Nonflict : The Art of Everyday Peacemaking
The book Nonflict – The Art of Everyday Peacemaking written by Amir Kfir (Tel Aviv University- BA, Psychology and Stephen Hecht (MBA from Western University; B.Comm from McGill University; Chair of Advisory Board) explores a healthy option to contain, manage and eliminate the conflicts in our daily lives which includes personal and non personal relationships.
Conflicts are inevitable truth of life and the mankind has been working on multiple concepts to contain it. Conflicts are not just unproductive but also demeaning and destructive. Some characteristics of conflicts have been ably described by the American Anabaptist author David W. Augsburger :
“The more we run from conflict, The more it masters us; The more we try to avoid it, The more it controls us; The less we fear conflict, The less it confuses us; The less we deny our differences, The less they divide us.”
The good news is that one does has a choice of not having to put up with conflict and also use it as an opportunity. To quote Singer and Song writer Paul David Hewson AKA Bono “Whenever you see darkness, there is extraordinary opportunity for the light to burn brighter.”
The magic of resolving a conflict is to start somewhere. Every noble work is at first impossible. – Thomas Carlyle
The book Nonflict – The Art of Everyday Peacemaking takes us through the types of conflicts and how mankind has been trying to manage them. Most of the management techniques used are positive but lacking in some way or the other.
The nonflict method suggested by Amir Kfir is not a radical new invention but a radical new way of utilising the existing known principles to achieve a solution without friction. It has 3 steps.
In the first step, the conflicting parties share their views of the conflict.

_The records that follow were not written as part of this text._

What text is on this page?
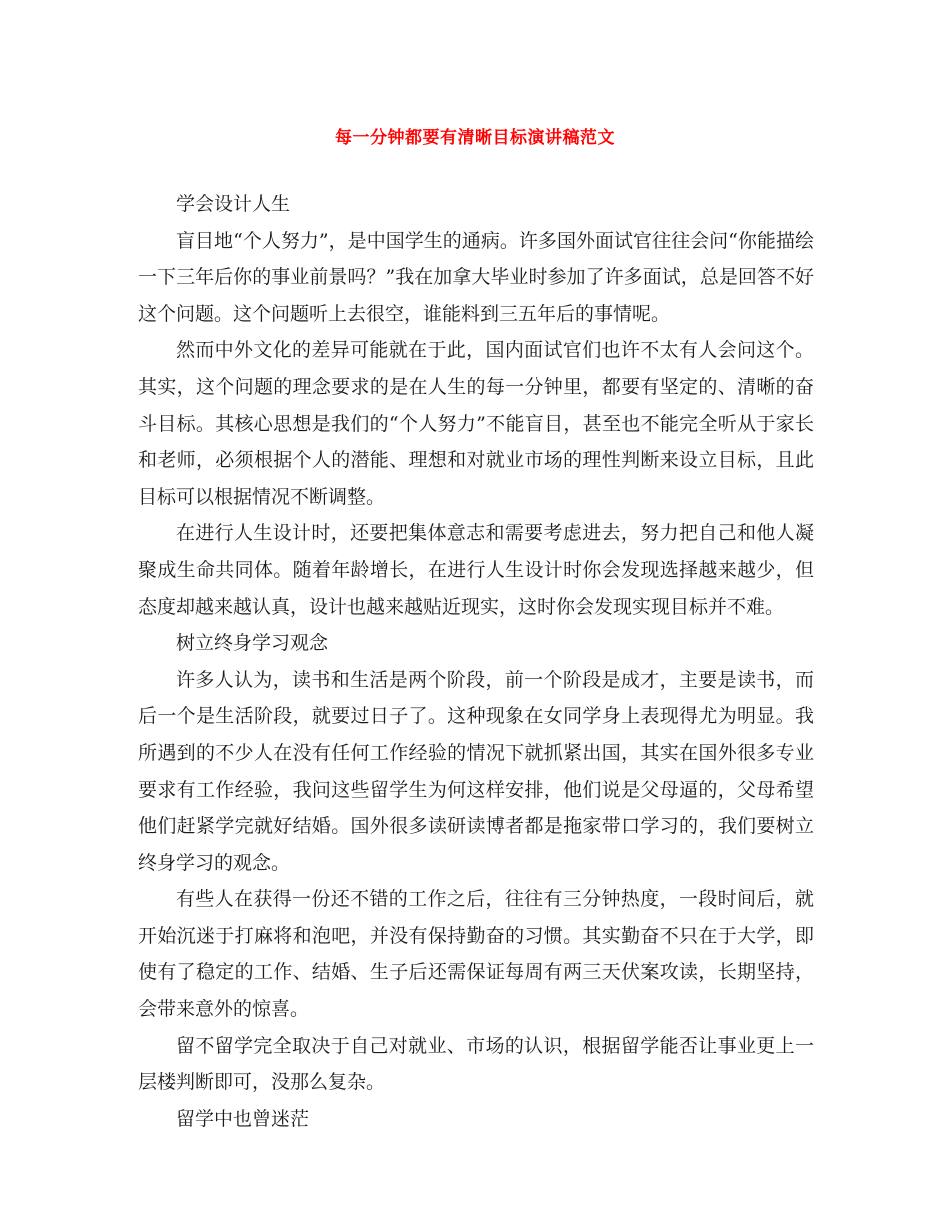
每一分钟都要有清晰目标演讲稿范文

学会设计人生

盲目地“个人努力”，是中国学生的通病。许多国外面试官往往会问“你能描绘一下三年后你的事业前景吗？”我在加拿大毕业时参加了许多面试，总是回答不好这个问题。这个问题听上去很空，谁能料到三五年后的事情呢。

然而中外文化的差异可能就在于此，国内面试官们也许不太有人会问这个。其实，这个问题的理念要求的是在人生的每一分钟里，都要有坚定的、清晰的奋斗目标。其核心思想是我们的“个人努力”不能盲目，甚至也不能完全听从于家长和老师，必须根据个人的潜能、理想和对就业市场的理性判断来设立目标，且此目标可以根据情况不断调整。

在进行人生设计时，还要把集体意志和需要考虑进去，努力把自己和他人凝聚成生命共同体。随着年龄增长，在进行人生设计时你会发现选择越来越少，但态度却越来越认真，设计也越来越贴近现实，这时你会发现实现目标并不难。

树立终身学习观念

许多人认为，读书和生活是两个阶段，前一个阶段是成才，主要是读书，而后一个是生活阶段，就要过日子了。这种现象在女同学身上表现得尤为明显。我所遇到的不少人在没有任何工作经验的情况下就抓紧出国，其实在国外很多专业要求有工作经验，我问这些留学生为何这样安排，他们说是父母逼的，父母希望他们赶紧学完就好结婚。国外很多读研读博者都是拖家带口学习的，我们要树立终身学习的观念。

有些人在获得一份还不错的工作之后，往往有三分钟热度，一段时间后，就开始沉迷于打麻将和泡吧，并没有保持勤奋的习惯。其实勤奋不只在于大学，即使有了稳定的工作、结婚、生子后还需保证每周有两三天伏案攻读，长期坚持，会带来意外的惊喜。

留不留学完全取决于自己对就业、市场的认识，根据留学能否让事业更上一层楼判断即可，没那么复杂。

留学中也曾迷茫
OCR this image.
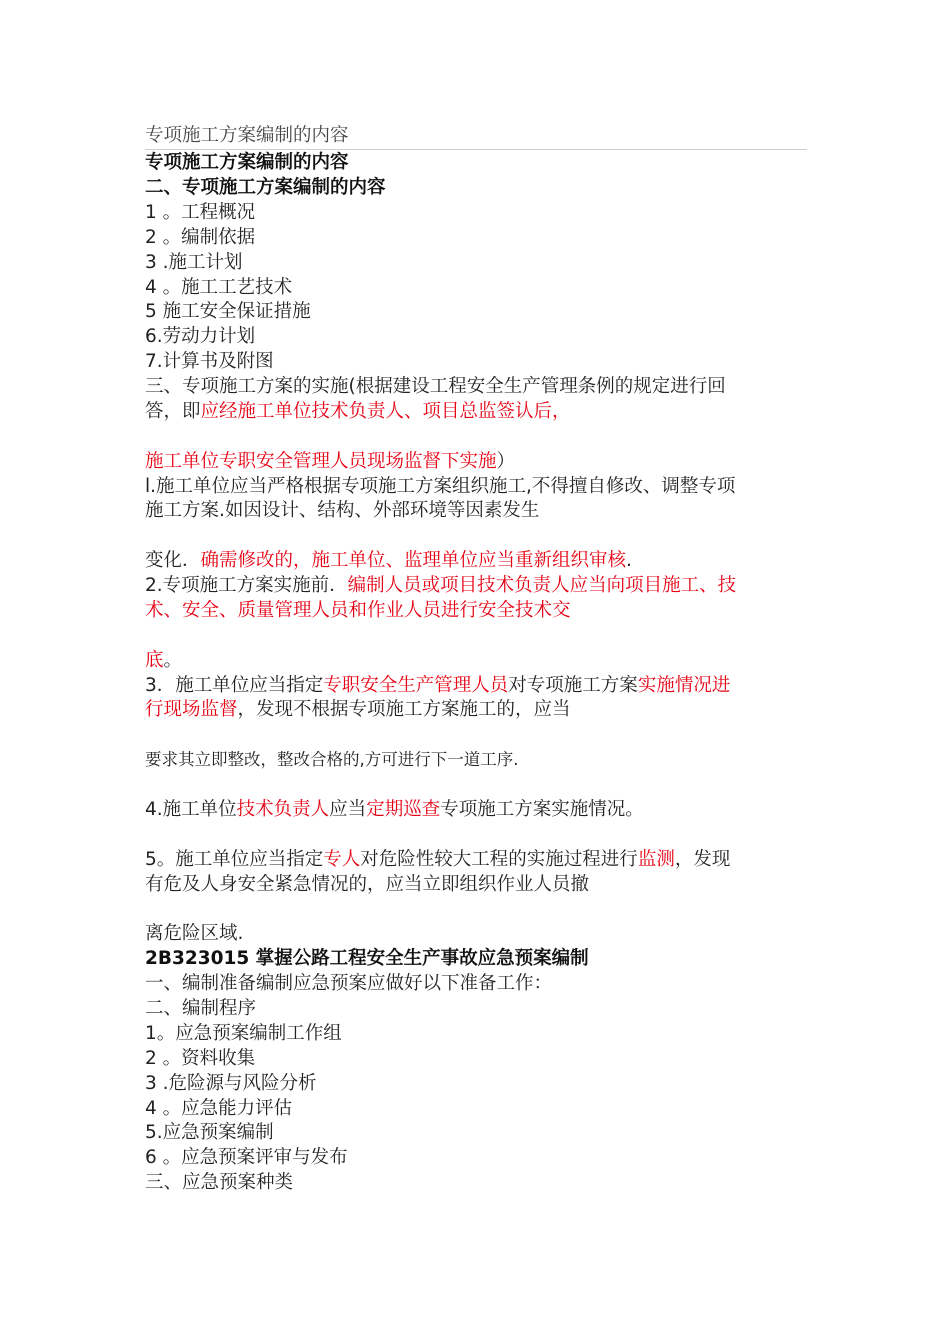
专项施工方案编制的内容
专项施工方案编制的内容
二、专项施工方案编制的内容
1 。工程概况
2 。编制依据
3 .施工计划
4 。施工工艺技术
5 施工安全保证措施
6.劳动力计划
7.计算书及附图
三、专项施工方案的实施(根据建设工程安全生产管理条例的规定进行回
答，即应经施工单位技术负责人、项目总监签认后，
施工单位专职安全管理人员现场监督下实施）
l.施工单位应当严格根据专项施工方案组织施工,不得擅自修改、调整专项
施工方案.如因设计、结构、外部环境等因素发生
变化．确需修改的，施工单位、监理单位应当重新组织审核.
2.专项施工方案实施前．编制人员或项目技术负责人应当向项目施工、技
术、安全、质量管理人员和作业人员进行安全技术交
底。
3．施工单位应当指定专职安全生产管理人员对专项施工方案实施情况进
行现场监督，发现不根据专项施工方案施工的，应当
要求其立即整改，整改合格的,方可进行下一道工序.
4.施工单位技术负责人应当定期巡查专项施工方案实施情况。
5。施工单位应当指定专人对危险性较大工程的实施过程进行监测，发现
有危及人身安全紧急情况的，应当立即组织作业人员撤
离危险区域.
2B323015 掌握公路工程安全生产事故应急预案编制
一、编制准备编制应急预案应做好以下准备工作：
二、编制程序
1。应急预案编制工作组
2 。资料收集
3 .危险源与风险分析
4 。应急能力评估
5.应急预案编制
6 。应急预案评审与发布
三、应急预案种类
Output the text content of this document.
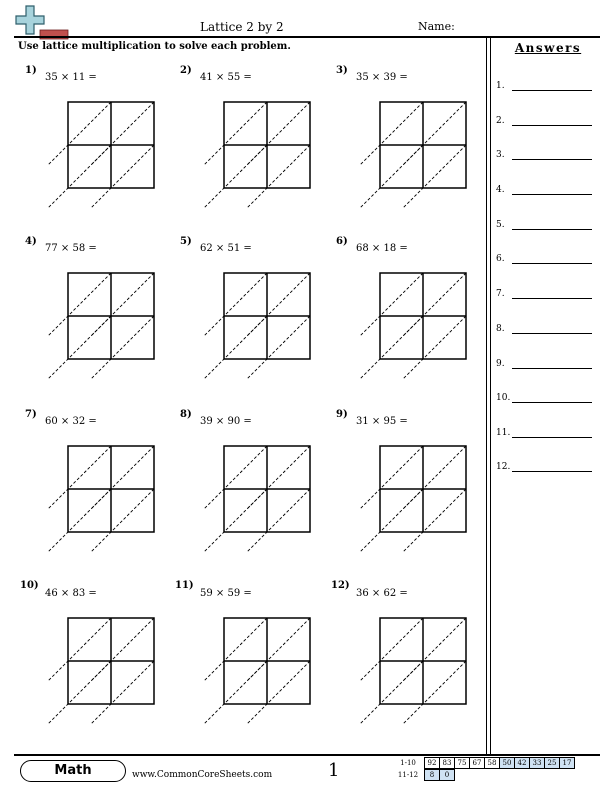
Lattice 2 by 2	Name:
Use lattice multiplication to solve each problem.	Answers
1.
2.
3.
4.
5.
6.
7.
8.
9.
10.
11.
12.
1)
35 × 11 =
2)
41 × 55 =
3)
35 × 39 =
4)
77 × 58 =
5)
62 × 51 =
6)
68 × 18 =
7)
60 × 32 =
8)
39 × 90 =
9)
31 × 95 =
10)
46 × 83 =
11)
59 × 59 =
12)
36 × 62 =
Math	www.CommonCoreSheets.com	1	1-10	92	83	75	67	58	50	42	33	25	17
11-12 8	0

It creates better understanding of each others point of view. The technique to understand each other is mirroring. The partners mirror the essence of what the other is saying. Having a good discussion is like having riches. – Kenyan proverb
In the second step, the partners discuss the shared reality. They visualise the facts and feelings.
In the final step, partners co-create. They discuss the best case scenario, obstacles of achieving it and what each partner has to do to overcome it.
The book gives multiple accounts in which the method was used for containing interpersonal, business and global conflicts. The method has also helped creating social change in India and Mexico.
We recommend the book ‘Nonflict – The Art of Everyday Peacemaking’ for it’s simplicity and resourcefulness.